We are in the midst of a very rapid and large shift in human consciousness regarding questions of war and peace. As recently as 1980, one of the main preoccupations of the peace movement was how to inform and arouse the public about the dangers of nuclear war. Given the current front-page stories on the nuclear issue, it is hard to remember that the 1970s saw very little public discussion of the nuclear peril. Very few church bodies or religious leaders were speaking out. No mass movement was addressing itself to stopping the arms race.
Now the concern is so widespread that one commentator estimates that the peace and anti-nuclear movements have involved a greater number of people from a wider variety of backgrounds in more countries than any other issue of our century. In the United States more than 11 million citizens have voted in favor of a nuclear freeze. And the largest demonstration in U.S. history addressed itself to disarmament on June 12, 1982, in New York City.
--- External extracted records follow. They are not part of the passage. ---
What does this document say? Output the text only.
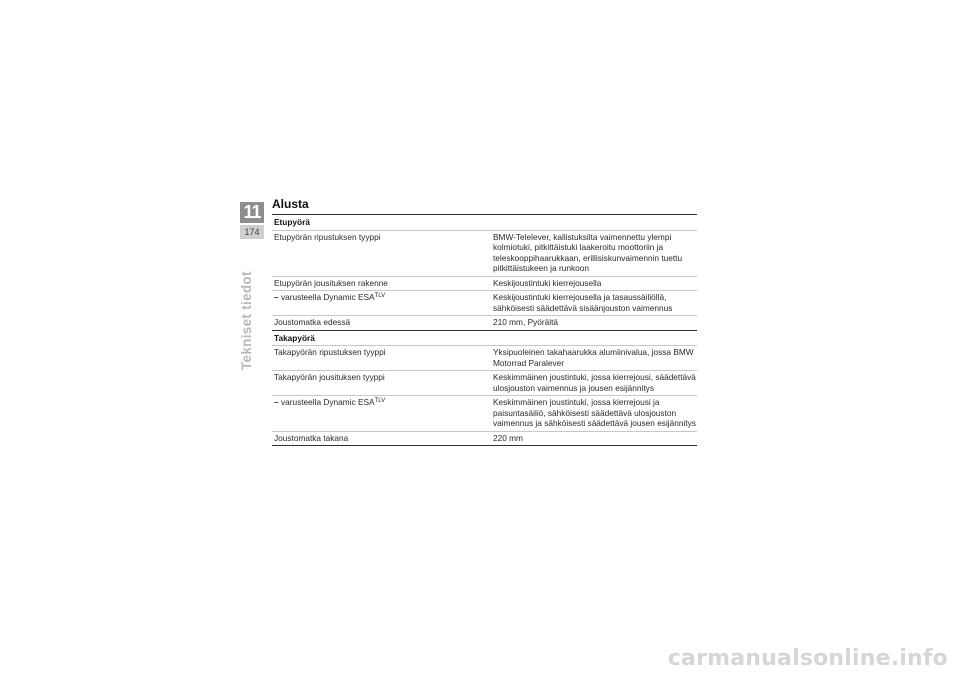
11
174
Tekniset tiedot
Alusta
Etupyörä	
Etupyörän ripustuksen tyyppi	BMW-Telelever, kallistuksilta vaimennettu ylempi kolmiotuki, pitkittäistuki laakeroitu moottoriin ja teleskooppihaarukkaan, erillisiskunvaimennin tuettu pitkittäistukeen ja runkoon
Etupyörän jousituksen rakenne	Keskijoustintuki kierrejousella
– varusteella Dynamic $ESA^{TLV}$	Keskijoustintuki kierrejousella ja tasaussäiliöllä, sähköisesti säädettävä sisäänjouston vaimennus
Joustomatka edessä	210 mm, Pyörältä
Takapyörä	
Takapyörän ripustuksen tyyppi	Yksipuoleinen takahaarukka alumiinivalua, jossa BMW Motorrad Paralever
Takapyörän jousituksen tyyppi	Keskimmäinen joustintuki, jossa kierrejousi, säädettävä ulosjouston vaimennus ja jousen esijännitys
– varusteella Dynamic $ESA^{TLV}$	Keskimmäinen joustintuki, jossa kierrejousi ja paisuntasäiliö, sähköisesti säädettävä ulosjouston vaimennus ja sähköisesti säädettävä jousen esijännitys
Joustomatka takana	220 mm
carmanualsonline.info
Hundreds of thousands of Europeans have demonstrated for the same cause. Millions of people around the world are deeply concerned and are becoming active in disarmament advocacy. Religious leaders have come out so strongly that U.S. News and World Report describes them as "the key force behind the American anti-war crusade." This burst of interest and activity has come about in less than three years.
These millions of newly involved peace advocates are looking for practical answers as to how the world can back away from the nuclear abyss. If they find meaningful answers and creative ways to act, they will stay involved and will draw in others. Their involvement in the nuclear freeze movement shows the power of a creative idea to involve people in meaningful, large-scale peace action.